Quando assistimos a Modelo de Pickman, escrito por H.P. Lovecraft e dirigido por Keith Thomas, o personagem principal, Will (Ben Barnes) começa uma busca descontrolada no mercado da pintura clássica em telas. E, atrelado a essa busca, que foi conduzida por uma influência monstruosa e enigmática, ele não percebe que a sua família, seu casamento, ia se desfazendo, virando apenas uma lembrança que nem mesmo uma pintura em tela sera capaz de eternizar aquela relação matrimonial.

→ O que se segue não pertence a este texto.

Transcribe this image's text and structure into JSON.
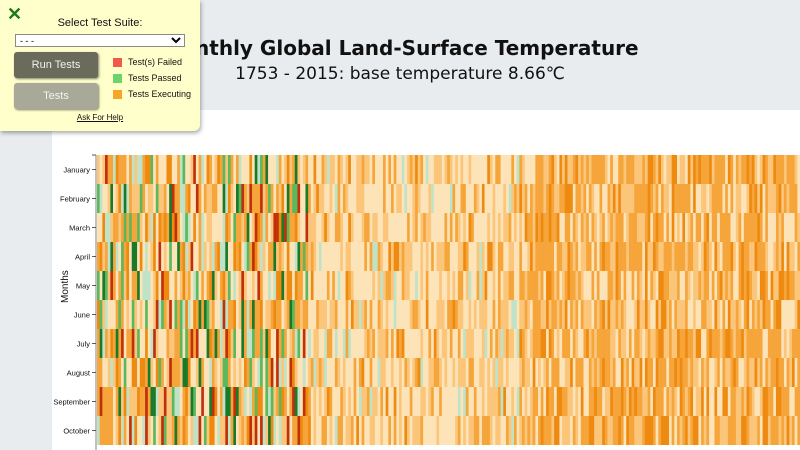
{
  "page": {
    "title": "Monthly Global Land-Surface Temperature",
    "subtitle": "1753 - 2015: base temperature 8.66℃"
  },
  "test_panel": {
    "close_icon": "✕",
    "select_label": "Select Test Suite:",
    "select_value": "- - -",
    "run_button": "Run Tests",
    "tests_button": "Tests",
    "legend": [
      {
        "label": "Test(s) Failed",
        "color": "#f05a4a"
      },
      {
        "label": "Tests Passed",
        "color": "#6cd46c"
      },
      {
        "label": "Tests Executing",
        "color": "#f4a52a"
      }
    ],
    "help_link": "Ask For Help"
  },
  "chart_data": {
    "type": "heatmap",
    "title": "Monthly Global Land-Surface Temperature",
    "subtitle": "1753 - 2015: base temperature 8.66℃",
    "ylabel": "Months",
    "y_categories": [
      "January",
      "February",
      "March",
      "April",
      "May",
      "June",
      "July",
      "August",
      "September",
      "October"
    ],
    "x_range": [
      1753,
      2015
    ],
    "note": ""
  },
  "colors": {
    "very_cold": "#1a7a2a",
    "cold": "#5cb85c",
    "cool": "#bfe3c8",
    "neutral": "#fde3b8",
    "warm": "#fbc57a",
    "warmer": "#f5a53a",
    "hot": "#ee8a10",
    "very_hot": "#c0300a"
  }
}
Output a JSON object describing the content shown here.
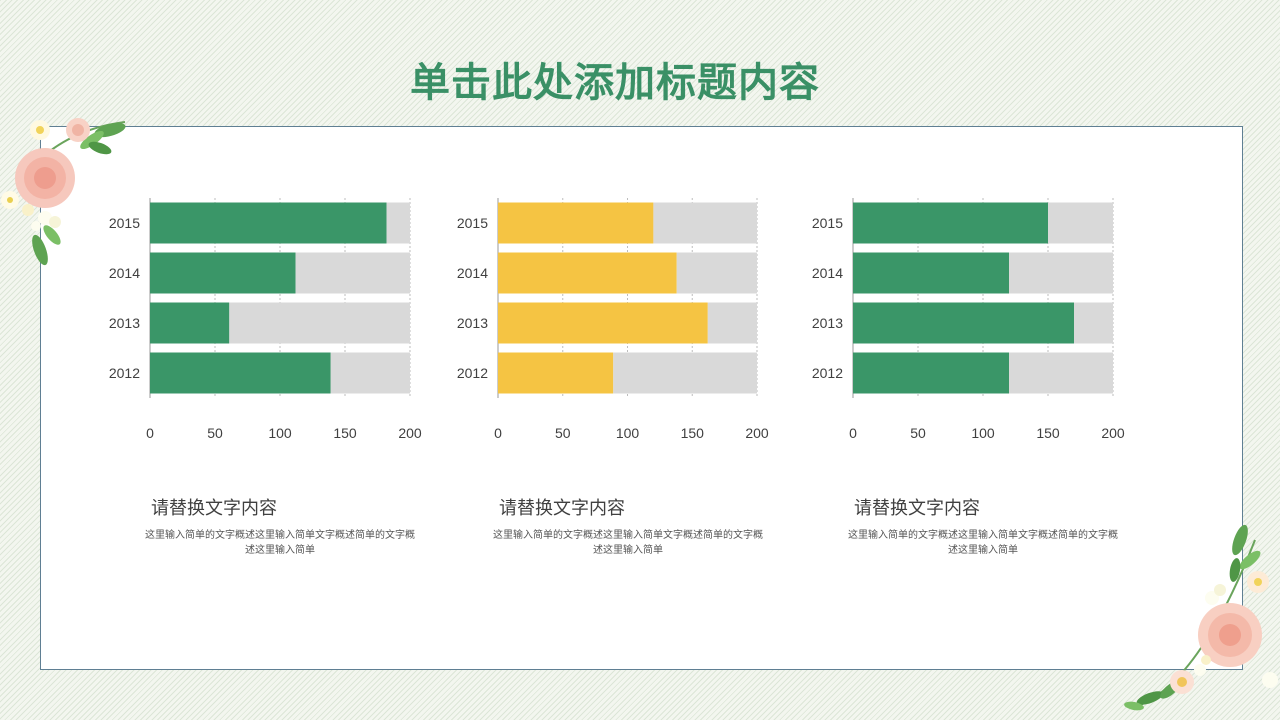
{
  "page": {
    "title": "单击此处添加标题内容"
  },
  "colors": {
    "title": "#3a9066",
    "green": "#3a9668",
    "yellow": "#f5c443",
    "track": "#d9d9d9",
    "frame": "#5f7f93"
  },
  "chart_data": [
    {
      "type": "bar",
      "orientation": "horizontal",
      "stacked": true,
      "categories": [
        "2015",
        "2014",
        "2013",
        "2012"
      ],
      "xlim": [
        0,
        200
      ],
      "xticks": [
        0,
        50,
        100,
        150,
        200
      ],
      "grid": true,
      "series": [
        {
          "values": [
            182,
            112,
            61,
            139
          ],
          "color": "#3a9668"
        },
        {
          "values": [
            18,
            88,
            139,
            61
          ],
          "color": "#d9d9d9"
        }
      ]
    },
    {
      "type": "bar",
      "orientation": "horizontal",
      "stacked": true,
      "categories": [
        "2015",
        "2014",
        "2013",
        "2012"
      ],
      "xlim": [
        0,
        200
      ],
      "xticks": [
        0,
        50,
        100,
        150,
        200
      ],
      "grid": true,
      "series": [
        {
          "values": [
            120,
            138,
            162,
            89
          ],
          "color": "#f5c443"
        },
        {
          "values": [
            80,
            62,
            38,
            111
          ],
          "color": "#d9d9d9"
        }
      ]
    },
    {
      "type": "bar",
      "orientation": "horizontal",
      "stacked": true,
      "categories": [
        "2015",
        "2014",
        "2013",
        "2012"
      ],
      "xlim": [
        0,
        200
      ],
      "xticks": [
        0,
        50,
        100,
        150,
        200
      ],
      "grid": true,
      "series": [
        {
          "values": [
            150,
            120,
            170,
            120
          ],
          "color": "#3a9668"
        },
        {
          "values": [
            50,
            80,
            30,
            80
          ],
          "color": "#d9d9d9"
        }
      ]
    }
  ],
  "captions": [
    {
      "title": "请替换文字内容",
      "body": "这里输入简单的文字概述这里输入简单文字概述简单的文字概述这里输入简单"
    },
    {
      "title": "请替换文字内容",
      "body": "这里输入简单的文字概述这里输入简单文字概述简单的文字概述这里输入简单"
    },
    {
      "title": "请替换文字内容",
      "body": "这里输入简单的文字概述这里输入简单文字概述简单的文字概述这里输入简单"
    }
  ]
}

Por fim, percebemos que O Gabinete de Curiosidades de Guillermo del Toro coloca os monstros frente a frente de cada um de nós, afim de que possamos encarar a realidade que nos rodeia, encarar nossas decisões, assumir nossas imperfeições e cuidar com mais afinco das relações que vamos construindo no nosso dia a dia. A obra vai mostrando o quanto vamos alimentando esses monstros entre nós, em nossas vidas, casas, famílias, ou até mesmo dentro de nós, e nos esquecemos de acender a chama, a luz daquilo que, de fato, nos alimenta, e nos torna seres humanos mais seguros e felizes: o amor e a amizade.